Es curioso cómo ciertas cosas parecen dar círculos, ya sean amplios o pequeños, el tamaño lo determina el tiempo que separa lo uno de lo otro, para repetirse de alguna manera.
Antes de que él pateara, yo ya sabía que iba a ser un remate fuerte y esquinado a la derecha del arquero rival. Igual que hace diez años, la primera vez que salimos campeones. Era en el mismo arco, el más próximo a la avenida principal, cuyo asfalto distaba apenas tres cuadras. Había cambiado la cancha, ya no era de tierra sino de césped artificial. También había cambiado la manera en la que salimos campeones esta segunda vez; fue muy difícil, el subcampeón, un equipo de Apaña, nos dio dura batalla. La primera vez lo habíamos logrado invictos, fue más sencillo. El premio, ahora que habíamos crecido, era un par de toros, ya no un chancho como cuando éramos juveniles. Y ahora nos correspondía celebrar con cerveza, ya no con gaseosas. Cuando dimos la vuelta olímpica, cada uno de nosotros tenía dos botellas de Paceña en las manos.

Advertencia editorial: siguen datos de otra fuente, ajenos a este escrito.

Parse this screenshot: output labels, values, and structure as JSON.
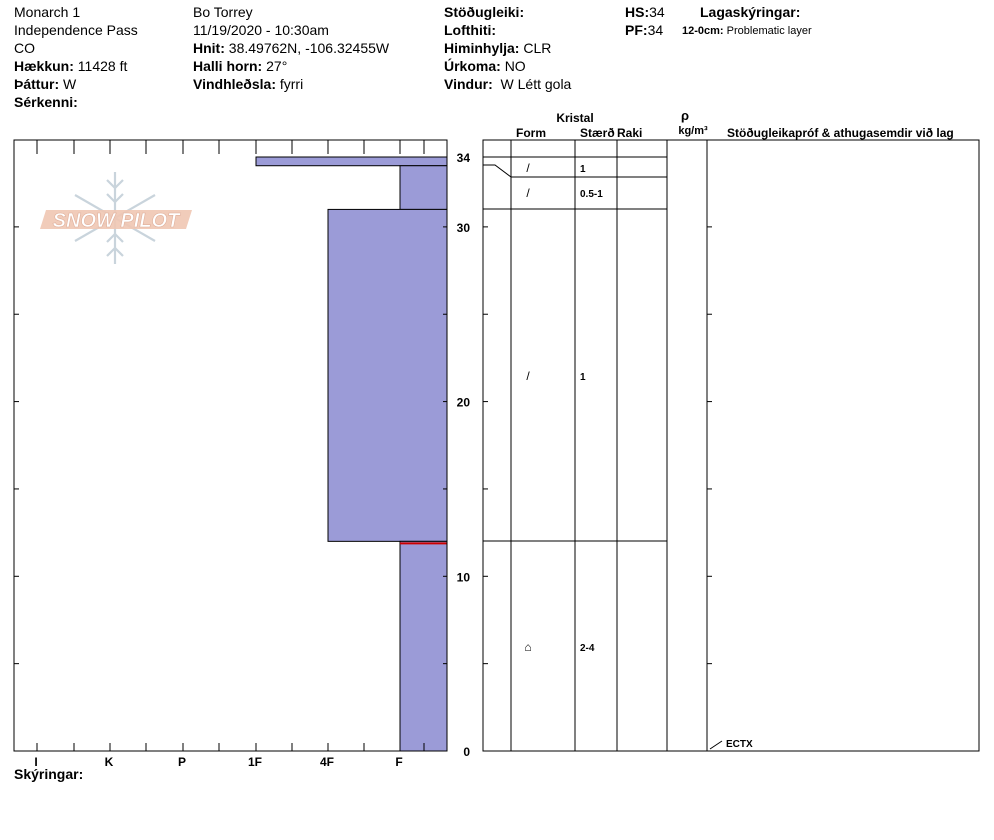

Nos quedamos hasta tarde en la cancha, las cajas de cervezas se amontonaban alrededor de nosotros. Ya nos habíamos olvidado del fútbol y hablábamos de otras cosas. Milton, el gordo que me había quitado mi polera 9 la primera vez que fuimos campeones, el mismo gordo cuya madre se ocupaba de pagar el derecho de cancha de cada partido para que su hijito jugara aunque sea el primer tiempo, decía, llorando:
–Es mala mi mujer –los mocos cayéndole como si fuera un niño. –Quiere irse a su pueblo, no le gusta la ciudad. Mala es. Floja es. No quiere cocinar. Sólo quiere bailar.
–De huevadas chillas –dijo alguien, no reconocí la voz, apenas el rostro borroso–. Miralo al Mendoza. Peor le va.
Algunos se rieron. Mendoza, que estaba sentado sobre una caja de cerveza, se levantó:
–¿Qué has dicho, mierda?
–Que no tienes mujer –dijo Milton.
–No –corrigió Huallpa. –Que tu mujer es una puta. Todos los del equipo nos la hemos dado. Hasta el gay del Milton.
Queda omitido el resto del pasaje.